À Thiès, principal bassin avicole du Sénégal, les éleveurs font face à une crise persistante marquée par la hausse des coûts des intrants, les difficultés de commercialisation et le manque de poussins de qualité. Malgré une forte croissance du secteur depuis l’interdiction des importations de volailles en 2005, plusieurs exploitations des localités de Keur Madaro et Touba Peykouck sont aujourd’hui au bord de la faillite.
Dans cette zone des Niayes, réputée pour ses activités maraîchères et arboricoles, de nombreux aviculteurs peinent à maintenir leurs productions.
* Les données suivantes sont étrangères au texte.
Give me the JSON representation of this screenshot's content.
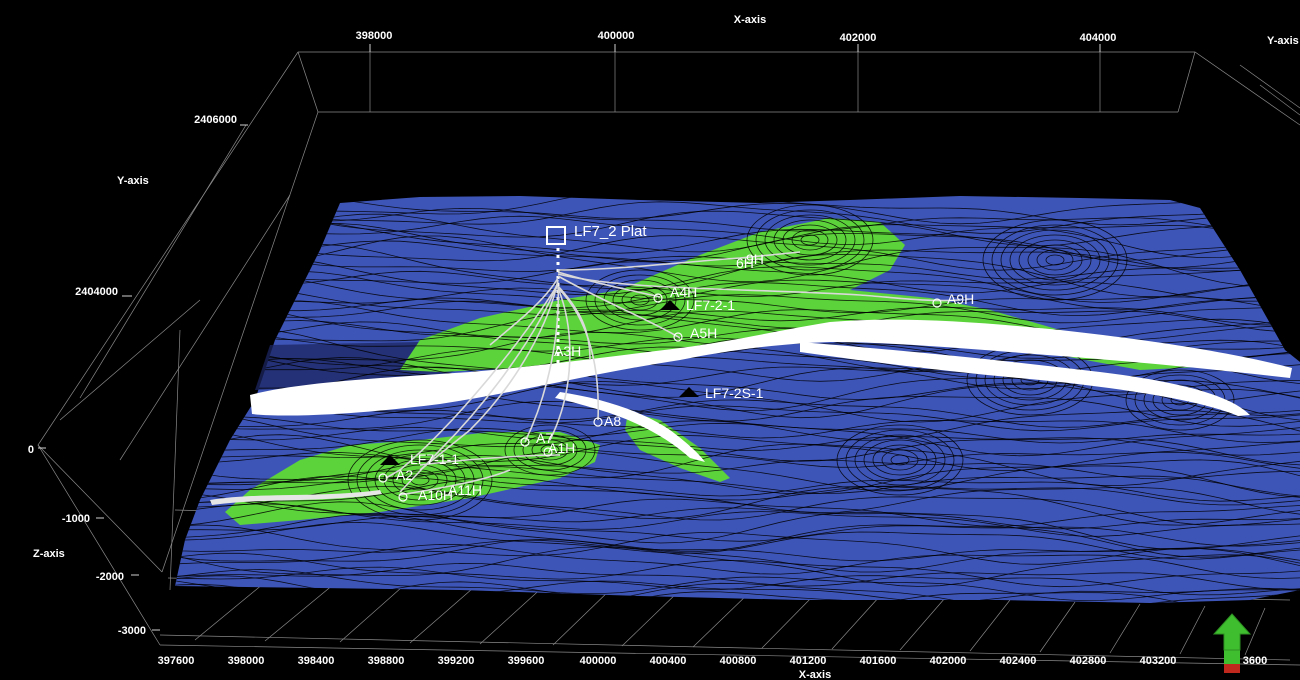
{
  "axes": {
    "x_title_top": "X-axis",
    "x_title_bottom": "X-axis",
    "y_title_left": "Y-axis",
    "y_title_right": "Y-axis",
    "z_title": "Z-axis",
    "top_x_ticks": [
      "398000",
      "400000",
      "402000",
      "404000"
    ],
    "y_ticks": [
      "2406000",
      "2404000"
    ],
    "z_ticks": [
      "0",
      "-1000",
      "-2000",
      "-3000"
    ],
    "bottom_x_ticks": [
      "397600",
      "398000",
      "398400",
      "398800",
      "399200",
      "399600",
      "400000",
      "400400",
      "400800",
      "401200",
      "401600",
      "402000",
      "402400",
      "402800",
      "403200",
      "3600"
    ]
  },
  "platform": {
    "label": "LF7_2 Plat"
  },
  "wells": {
    "w6h": "6H",
    "w9h": "9H",
    "a4h": "A4H",
    "lf7_2_1": "LF7-2-1",
    "a9h": "A9H",
    "a5h": "A5H",
    "a3h": "A3H",
    "lf7_2s_1": "LF7-2S-1",
    "a8": "A8",
    "a7": "A7",
    "a1h": "A1H",
    "lf_1_1": "LF7-1-1",
    "a2": "A2",
    "a10h": "A10H",
    "a11h": "A11H"
  },
  "colors": {
    "background": "#000000",
    "surface_blue": "#3e55b8",
    "surface_green": "#5cd33a",
    "fault_white": "#ffffff",
    "grid": "#8a8a8a",
    "nav_arrow": "#3fbf2f",
    "nav_base_red": "#c0281e"
  },
  "icons": {
    "nav": "navigation-arrow-icon",
    "platform": "platform-square-icon",
    "well_marker": "well-triangle-icon"
  }
}
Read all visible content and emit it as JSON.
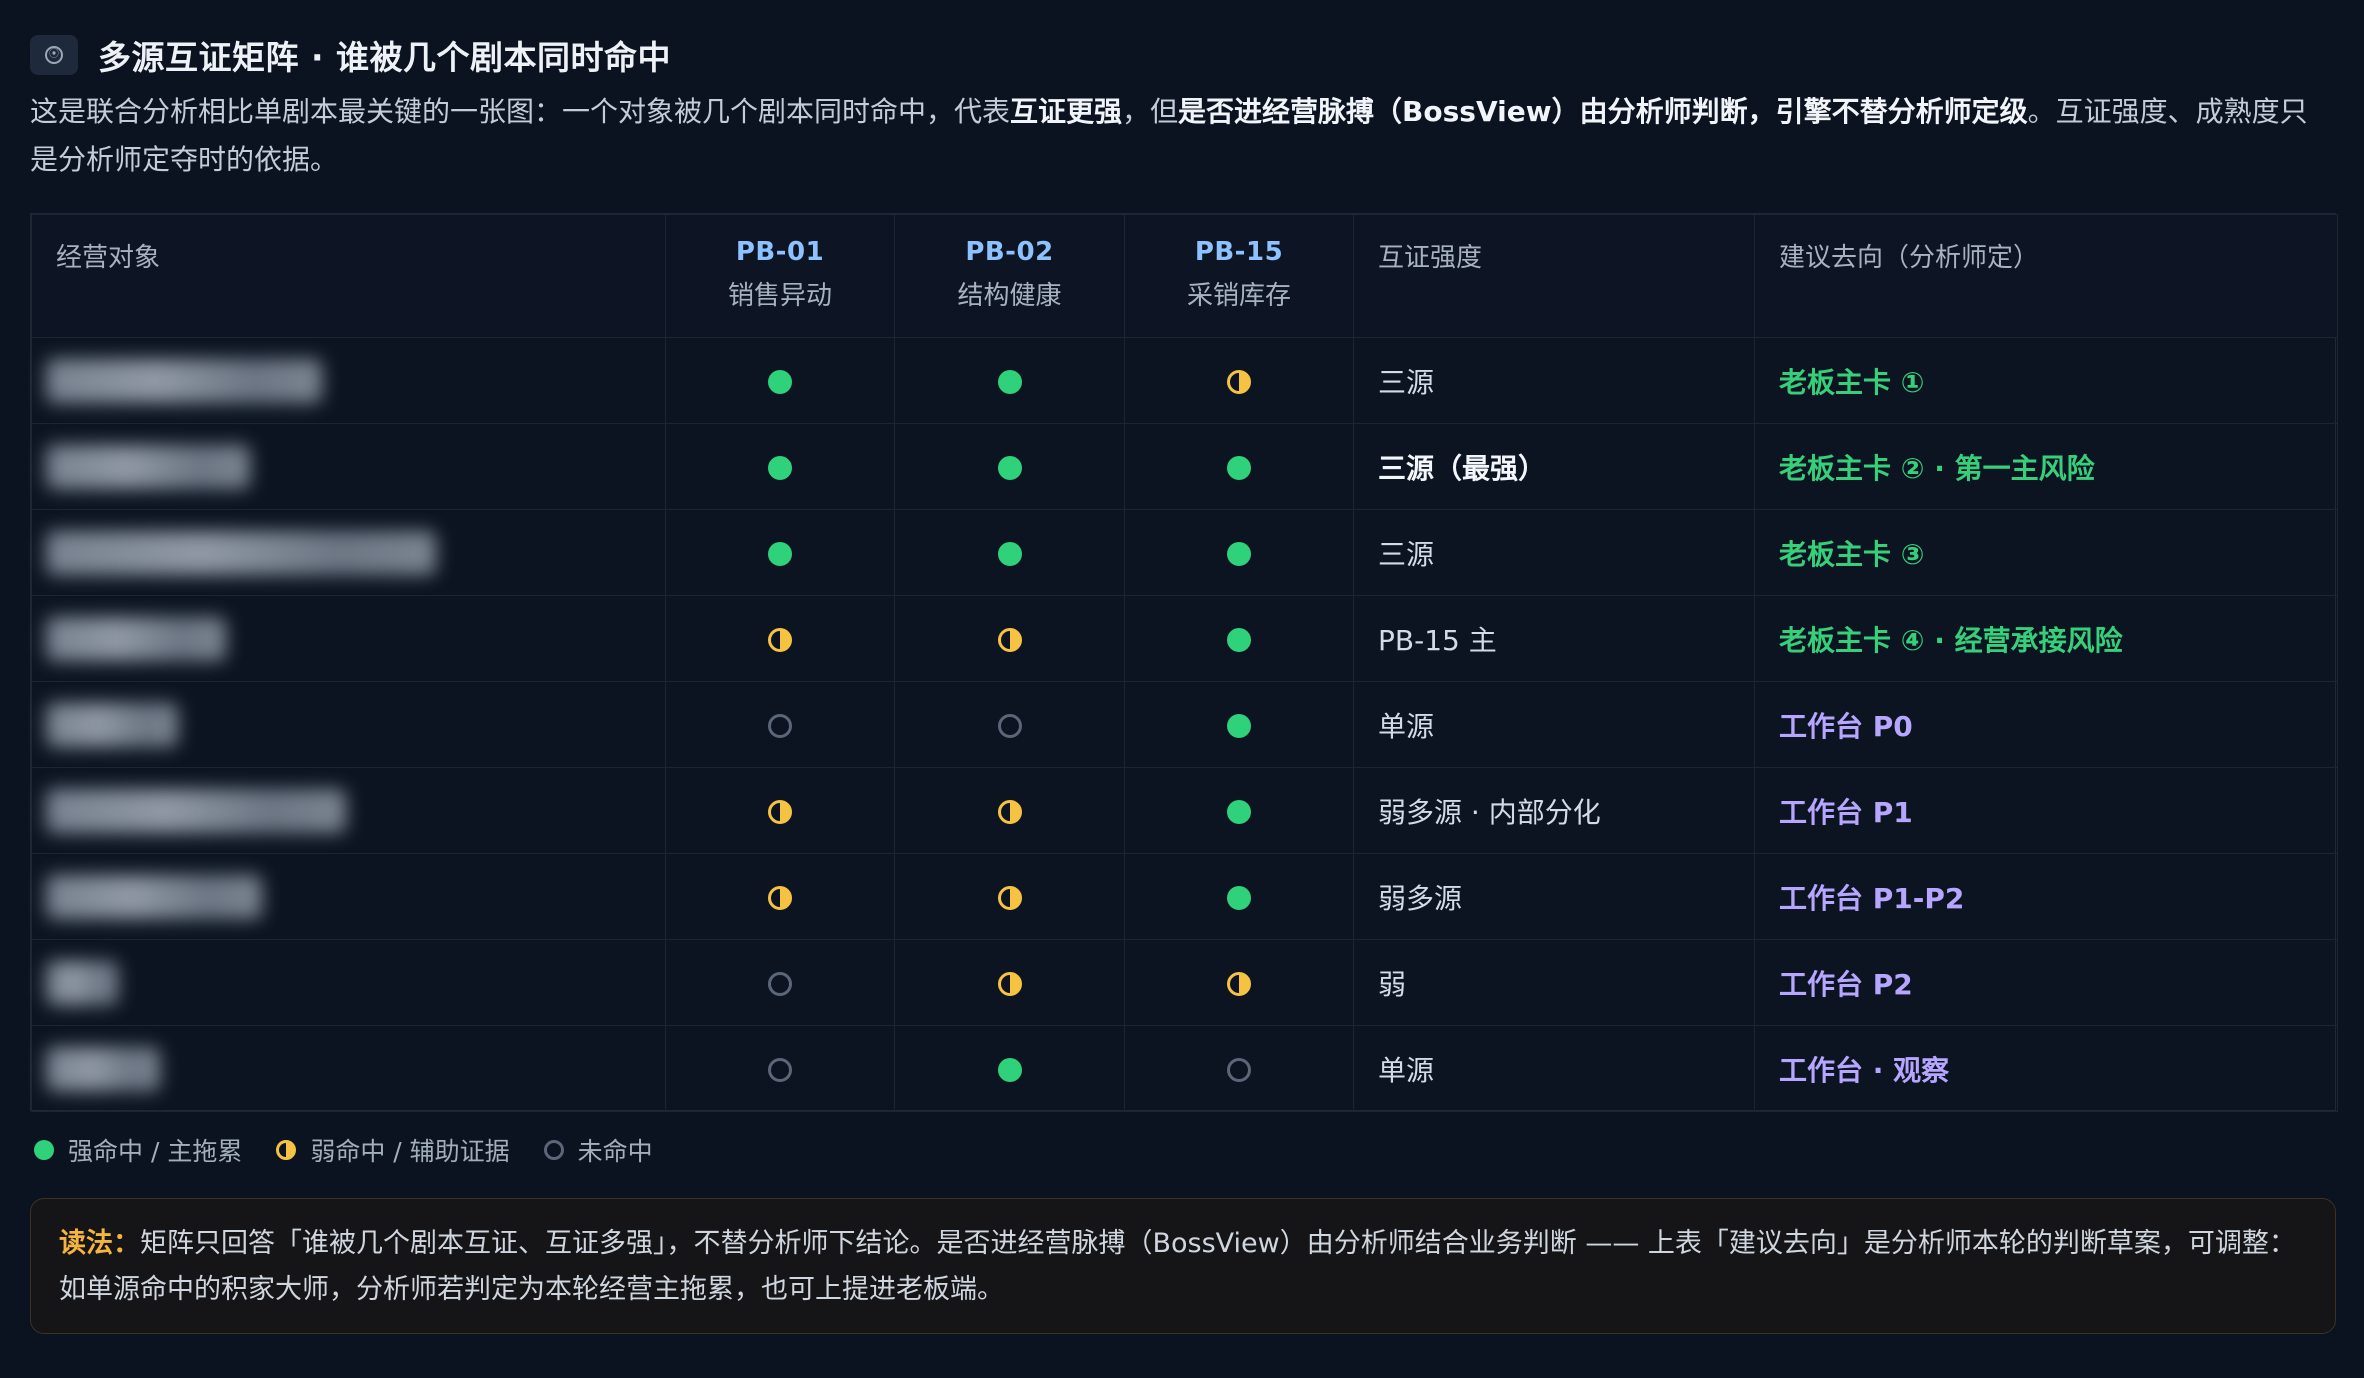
{
  "header": {
    "title": "多源互证矩阵 · 谁被几个剧本同时命中",
    "icon": "info-badge-icon",
    "intro_segments": [
      {
        "text": "这是联合分析相比单剧本最关键的一张图：一个对象被几个剧本同时命中，代表",
        "bold": false
      },
      {
        "text": "互证更强",
        "bold": true
      },
      {
        "text": "，但",
        "bold": false
      },
      {
        "text": "是否进经营脉搏（BossView）由分析师判断，引擎不替分析师定级",
        "bold": true
      },
      {
        "text": "。互证强度、成熟度只是分析师定夺时的依据。",
        "bold": false
      }
    ]
  },
  "table": {
    "headers": {
      "object": "经营对象",
      "pb01_code": "PB-01",
      "pb01_desc": "销售异动",
      "pb02_code": "PB-02",
      "pb02_desc": "结构健康",
      "pb15_code": "PB-15",
      "pb15_desc": "采销库存",
      "strength": "互证强度",
      "recommendation": "建议去向（分析师定）"
    },
    "rows": [
      {
        "object_blur_fraction": 0.46,
        "pb01": "full",
        "pb02": "full",
        "pb15": "half",
        "strength": "三源",
        "strength_bold": false,
        "rec": "老板主卡 ①",
        "rec_color": "green"
      },
      {
        "object_blur_fraction": 0.34,
        "pb01": "full",
        "pb02": "full",
        "pb15": "full",
        "strength": "三源（最强）",
        "strength_bold": true,
        "rec": "老板主卡 ② · 第一主风险",
        "rec_color": "green"
      },
      {
        "object_blur_fraction": 0.65,
        "pb01": "full",
        "pb02": "full",
        "pb15": "full",
        "strength": "三源",
        "strength_bold": false,
        "rec": "老板主卡 ③",
        "rec_color": "green"
      },
      {
        "object_blur_fraction": 0.3,
        "pb01": "half",
        "pb02": "half",
        "pb15": "full",
        "strength": "PB-15 主",
        "strength_bold": false,
        "rec": "老板主卡 ④ · 经营承接风险",
        "rec_color": "green"
      },
      {
        "object_blur_fraction": 0.22,
        "pb01": "none",
        "pb02": "none",
        "pb15": "full",
        "strength": "单源",
        "strength_bold": false,
        "rec": "工作台 P0",
        "rec_color": "purple"
      },
      {
        "object_blur_fraction": 0.5,
        "pb01": "half",
        "pb02": "half",
        "pb15": "full",
        "strength": "弱多源 · 内部分化",
        "strength_bold": false,
        "rec": "工作台 P1",
        "rec_color": "purple"
      },
      {
        "object_blur_fraction": 0.36,
        "pb01": "half",
        "pb02": "half",
        "pb15": "full",
        "strength": "弱多源",
        "strength_bold": false,
        "rec": "工作台 P1-P2",
        "rec_color": "purple"
      },
      {
        "object_blur_fraction": 0.12,
        "pb01": "none",
        "pb02": "half",
        "pb15": "half",
        "strength": "弱",
        "strength_bold": false,
        "rec": "工作台 P2",
        "rec_color": "purple"
      },
      {
        "object_blur_fraction": 0.19,
        "pb01": "none",
        "pb02": "full",
        "pb15": "none",
        "strength": "单源",
        "strength_bold": false,
        "rec": "工作台 · 观察",
        "rec_color": "purple"
      }
    ]
  },
  "legend": {
    "full": "强命中 / 主拖累",
    "half": "弱命中 / 辅助证据",
    "none": "未命中"
  },
  "note": {
    "lead": "读法：",
    "body": "矩阵只回答「谁被几个剧本互证、互证多强」，不替分析师下结论。是否进经营脉搏（BossView）由分析师结合业务判断 —— 上表「建议去向」是分析师本轮的判断草案，可调整：如单源命中的积家大师，分析师若判定为本轮经营主拖累，也可上提进老板端。"
  },
  "colors": {
    "background": "#0b1220",
    "strong_hit": "#2fd17a",
    "weak_hit": "#f5c242",
    "miss": "#5b6778",
    "pb_code": "#8ec2ff",
    "rec_green": "#36d07b",
    "rec_purple": "#b6a6ff",
    "note_lead": "#f4b43e"
  }
}
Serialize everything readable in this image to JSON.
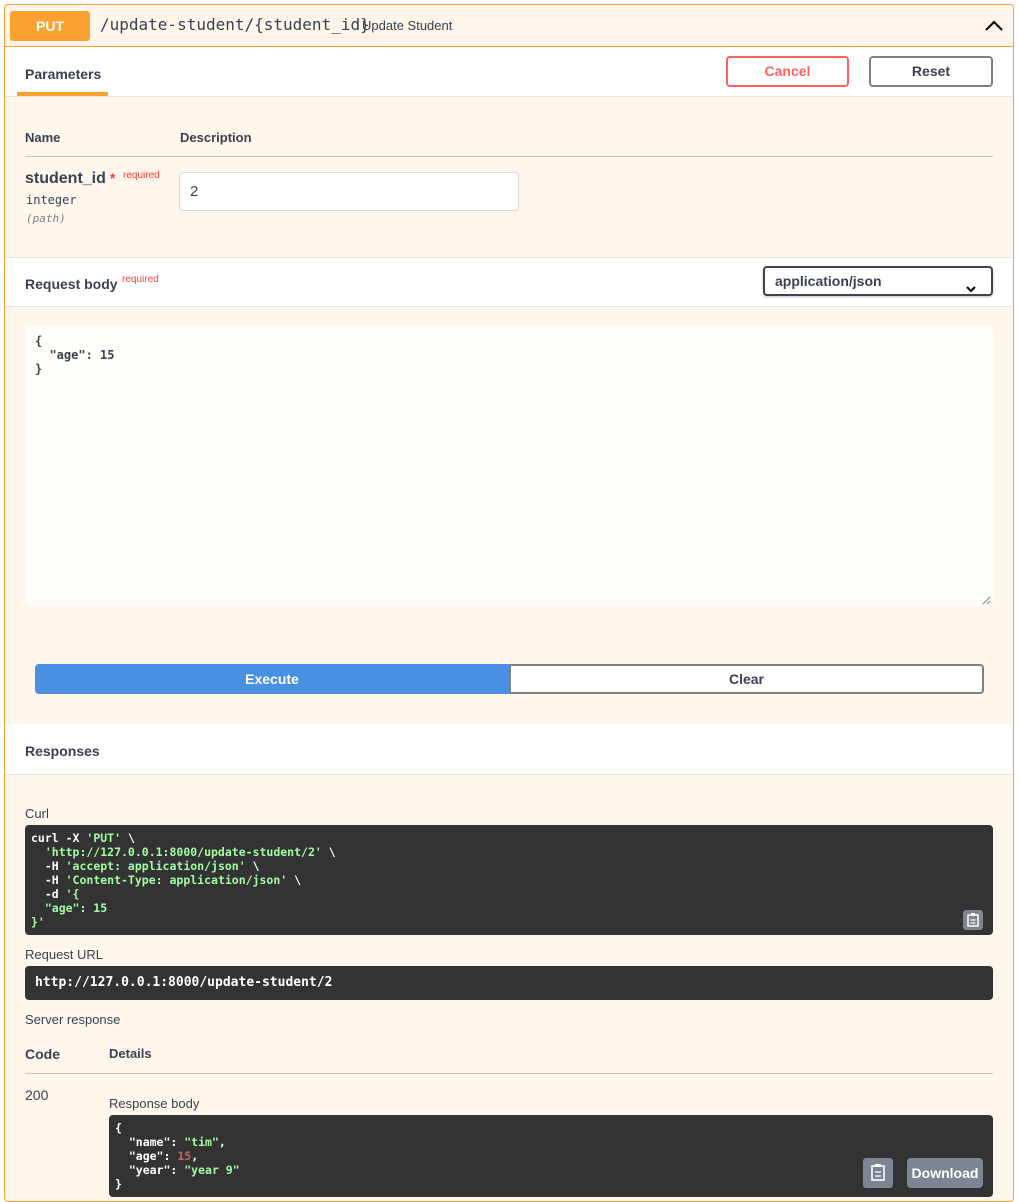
{
  "operation": {
    "method": "PUT",
    "path": "/update-student/{student_id}",
    "summary": "Update Student"
  },
  "parameters": {
    "tab_label": "Parameters",
    "cancel_label": "Cancel",
    "reset_label": "Reset",
    "col_name": "Name",
    "col_description": "Description",
    "param": {
      "name": "student_id",
      "required_star": "*",
      "required_text": "required",
      "type": "integer",
      "in": "(path)",
      "value": "2"
    }
  },
  "request_body": {
    "title": "Request body",
    "required_text": "required",
    "content_type": "application/json",
    "json_lines": [
      "{",
      "  \"age\": 15",
      "}"
    ]
  },
  "actions": {
    "execute_label": "Execute",
    "clear_label": "Clear"
  },
  "responses": {
    "title": "Responses",
    "curl_label": "Curl",
    "curl": {
      "line1_cmd": "curl -X ",
      "line1_method": "'PUT'",
      "line1_tail": " \\",
      "line2_url": "  'http://127.0.0.1:8000/update-student/2'",
      "line2_tail": " \\",
      "line3_flag": "  -H ",
      "line3_val": "'accept: application/json'",
      "line3_tail": " \\",
      "line4_flag": "  -H ",
      "line4_val": "'Content-Type: application/json'",
      "line4_tail": " \\",
      "line5_flag": "  -d ",
      "line5_val": "'{",
      "line6": "  \"age\": 15",
      "line7": "}'"
    },
    "request_url_label": "Request URL",
    "request_url": "http://127.0.0.1:8000/update-student/2",
    "server_response_label": "Server response",
    "col_code": "Code",
    "col_details": "Details",
    "code": "200",
    "response_body_label": "Response body",
    "response_body": {
      "open": "{",
      "name_key": "  \"name\"",
      "name_val": "\"tim\"",
      "age_key": "  \"age\"",
      "age_val": "15",
      "year_key": "  \"year\"",
      "year_val": "\"year 9\"",
      "close": "}"
    },
    "download_label": "Download"
  },
  "colors": {
    "put_accent": "#fca130",
    "execute_blue": "#4990e2",
    "cancel_red": "#ff6060",
    "code_bg": "#333333",
    "string_green": "#a2fca2",
    "number_red": "#d36363"
  },
  "icons": {
    "collapse": "chevron-up-icon",
    "select": "chevron-down-icon",
    "copy": "clipboard-icon"
  }
}
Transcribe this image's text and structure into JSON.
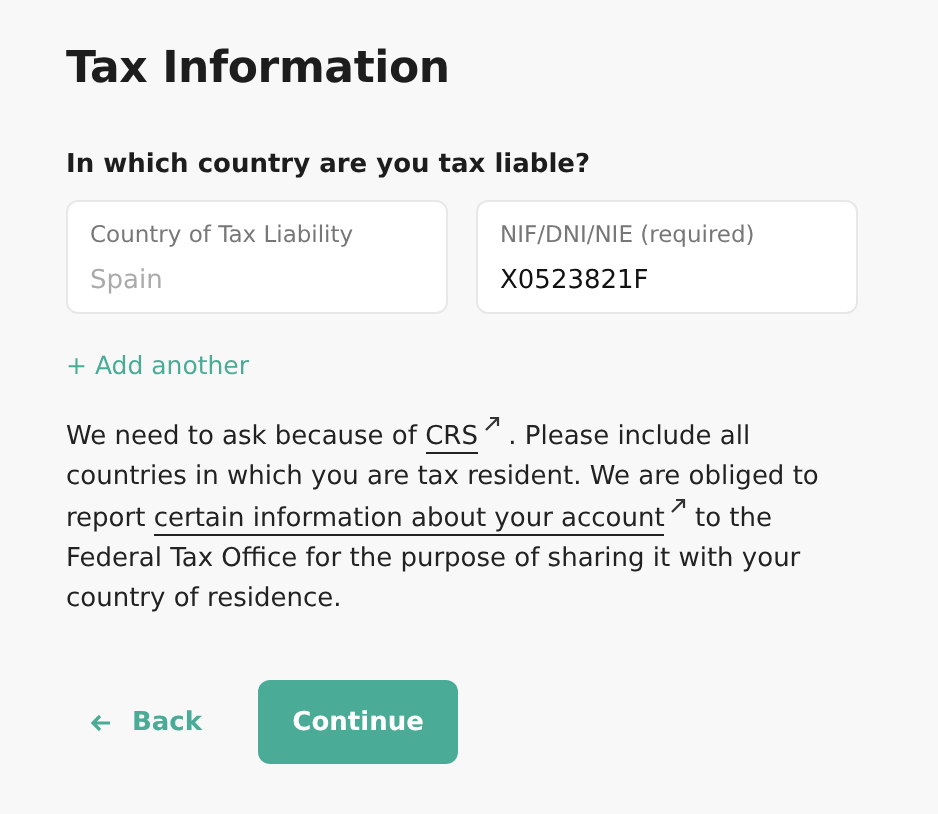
{
  "title": "Tax Information",
  "question": "In which country are you tax liable?",
  "fields": [
    {
      "label": "Country of Tax Liability",
      "value": "Spain",
      "disabled": true
    },
    {
      "label": "NIF/DNI/NIE (required)",
      "value": "X0523821F",
      "disabled": false
    }
  ],
  "add_link": "+ Add another",
  "explanation": [
    {
      "kind": "text",
      "text": "We need to ask because of "
    },
    {
      "kind": "link",
      "text": "CRS",
      "external": true
    },
    {
      "kind": "text",
      "text": " . Please include all countries in which you are tax resident. We are obliged to report "
    },
    {
      "kind": "link",
      "text": "certain information about your account",
      "external": true
    },
    {
      "kind": "text",
      "text": "  to the Federal Tax Office for the purpose of sharing it with your country of residence."
    }
  ],
  "buttons": [
    {
      "kind": "back",
      "label": "Back"
    },
    {
      "kind": "primary",
      "label": "Continue"
    }
  ]
}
Ndèye Diop, active dans le secteur depuis plus de vingt ans, explique avoir été contrainte de réduire son activité après d’importantes pertes enregistrées lors de la dernière Korité. Sur les 4000 poulets élevés pour répondre à la forte demande, elle n’a pas réussi à en écouler 3000, provoquant une suspension temporaire de ses activités.
Comme plusieurs producteurs, elle dénonce la hausse continue du prix des aliments pour volaille, l’instabilité du coût des poussins ainsi que la mortalité élevée dans les élevages. Une situation qui fragilise particulièrement les petits producteurs.
Selon le vétérinaire et aviculteur Pape Ali Diallo, la production nationale est passée de cinq millions de têtes en 2005 à plus de 60 millions aujourd’hui, grâce à l’essor de la filière après l’interdiction des importations de volailles. Toutefois, cette progression reste freinée par les coûts élevés des intrants, la pénurie de poussins destinés aux poules pondeuses et les maladies virales favorisées par la proximité des fermes.
La région de Thiès demeure néanmoins la première zone avicole du Sénégal, avec plus de 780 fermes recensées en 2022, selon une étude de la FAO. Malgré les difficultés, les acteurs du secteur gardent espoir et estiment que l’aviculture peut jouer un rôle majeur dans l’atteinte de la souveraineté alimentaire du pays, d’après APS.